I have comprehensive experience teaching undergraduate and postgraduate modules across disciplinary areas and subjects, including:
Histories/Historical Geographies of Childhood and Youth, Modern British History, Heritage Studies, Human Geography.
I also have experience supervising undergraduate and postgraduate research/independent studies.
I am currently completing my HEA Fellowship.
Awards, grants and prizes
NUAcT Fellowship, Newcastle University, 2022-2027: c. £300,000 incuding five year salary costs, £50,000 research expenses, and additional funding for a three-year PhD student.
The British Academy, 2017-2023: Awarded Postdoctoral Fellowship £239,186.40 and further 10 months’ funding from UK Government (Department of BEIS) and The British Academy.
The Leverhulme Trust, 2017: Early Career Fellowship - Awarded postdoctoral fellowship but not taken up.
The British Academy/Queen Mary University of London, 2018: Awarded £1,000 for public engagement event held at The Ragged School Museum as part of the Being Human Festival.

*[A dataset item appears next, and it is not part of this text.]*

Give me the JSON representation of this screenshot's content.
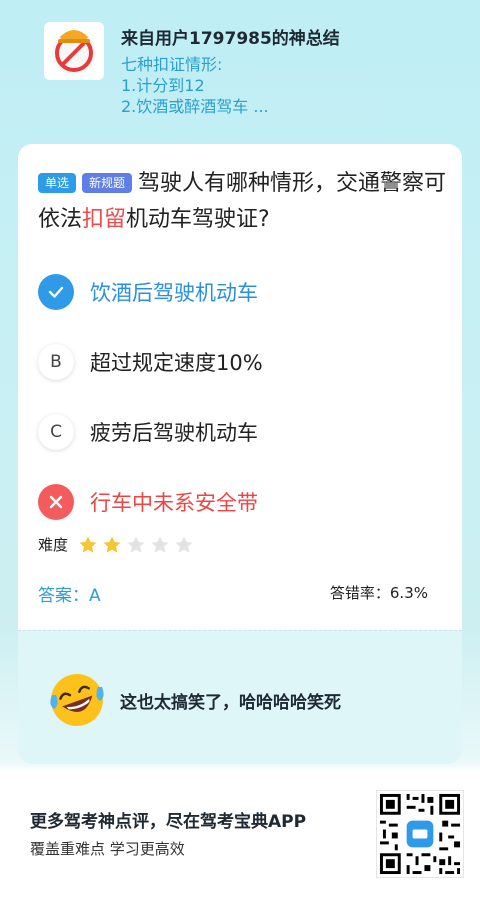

The Children's History Society, 2017: Winner of the best conference paper abstract at the society's international conference at the University of Greenwich.
The Wellcome Trust, 2016: Awarded £10,000 for research project on the wellbeing of children in the Victorian children’s welfare institution.
Arts and Humanities Research Council, 2010-2013: Awarded £51,796 for Doctoral studentship (fees and maintenance).
Royal Historical Society, 2012: Awarded research grant of £450 to attend the North American Conference on British Studies, Canada.
‘New Researcher prize’, The Centre for Giving and Philanthropy, Cass University, 2013: Awarded £200 at the Voluntary Action History Society’s fifth international conference.